Retail sales volumes slumped by 8.2% compared with December, a far bigger fall than the 2.5% decrease forecast in a Reuters poll of economists and the second largest on record.
“The only good thing about the current lockdown is that it’s no way near as bad for the economy as the first one,” Paul Dales, an economist at Capital Economics, said.
The Office for National Statistics said the smaller fall in retail sales last month compared with an 18% plunge last April, and reflected a boom in online services such as click-and-collect.
The ONS also said public sector borrowing of 8.8 billion pounds ($12.3 billion) was the first January deficit in a decade, but the deficit was a lot less than a forecast of 24.5 billion pounds in the Reuters poll.
That took borrowing since the start of the financial year in April to 270.6 billion pounds, reflecting the surge in spending and tax cuts ordered by Sunak since the start of the pandemic.
He is expected to extend the government’s wages subsidies, at least for the hardest-hit sectors of the economy, in his budget statement on March 3.
Sunak said he had been able to increase spending because the public finances had been in good shape before the crisis.
“Therefore, it’s right that once our economy begins to recover, we should look to return the public finances to a more sustainable footing and I’ll always be honest with the British people about how we will do this,” he said on Friday.

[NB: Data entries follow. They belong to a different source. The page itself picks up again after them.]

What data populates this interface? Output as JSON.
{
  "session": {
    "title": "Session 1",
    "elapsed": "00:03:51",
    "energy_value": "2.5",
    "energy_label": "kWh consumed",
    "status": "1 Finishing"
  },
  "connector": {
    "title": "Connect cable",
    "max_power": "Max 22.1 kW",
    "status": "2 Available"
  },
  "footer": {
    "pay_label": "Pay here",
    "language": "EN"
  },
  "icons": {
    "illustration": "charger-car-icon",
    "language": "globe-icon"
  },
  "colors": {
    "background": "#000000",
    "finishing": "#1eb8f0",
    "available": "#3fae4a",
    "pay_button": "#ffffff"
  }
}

Public debt rose to 2.115 trillion pounds or 97.9% of gross domestic product, a share not seen since the early 1960s.
BOUNCE-BACK AHEAD?
Britain’s economy – which had its biggest slump in 300 years in 2020 when it shrank by 10% – is set to contract by 4% in the first three months of 2021 before recovering later in the year, according to the Bank of England.
Prime Minister Boris Johnson has said he will lift the lockdown in England only gradually, even as Britain outpaces the rest of Europe with its COVID-19 vaccinations.
A survey showed consumers were their most confident since the COVID-19 pandemic struck.
“The hope, and our expectation, is that when the lockdown is finally lifted, we will see a surge in consumer spending, rather than a more permanent scarring of the consumer confidence,” James Sproule, an economist at Handelsbanken, said.
Retail sales in January were down 5.9% compared with the same month in 2020.
Department stores and clothing stores saw the sharpest fall last month while online shopping rose to its highest ever share of total spending at 35.2%.
On the public finances, the ONS said central government tax receipts were down less than 1 billion pounds compared with January last year, helped by higher self-assessed tax receipts that typically flood in during the first month of the year.
It also said there was a 300 million-pound revenue boost from customs duties, which until last month went to the European Union, and for the first time Britain paid no contribution to the EU budget which used to average 1 billion pounds a month.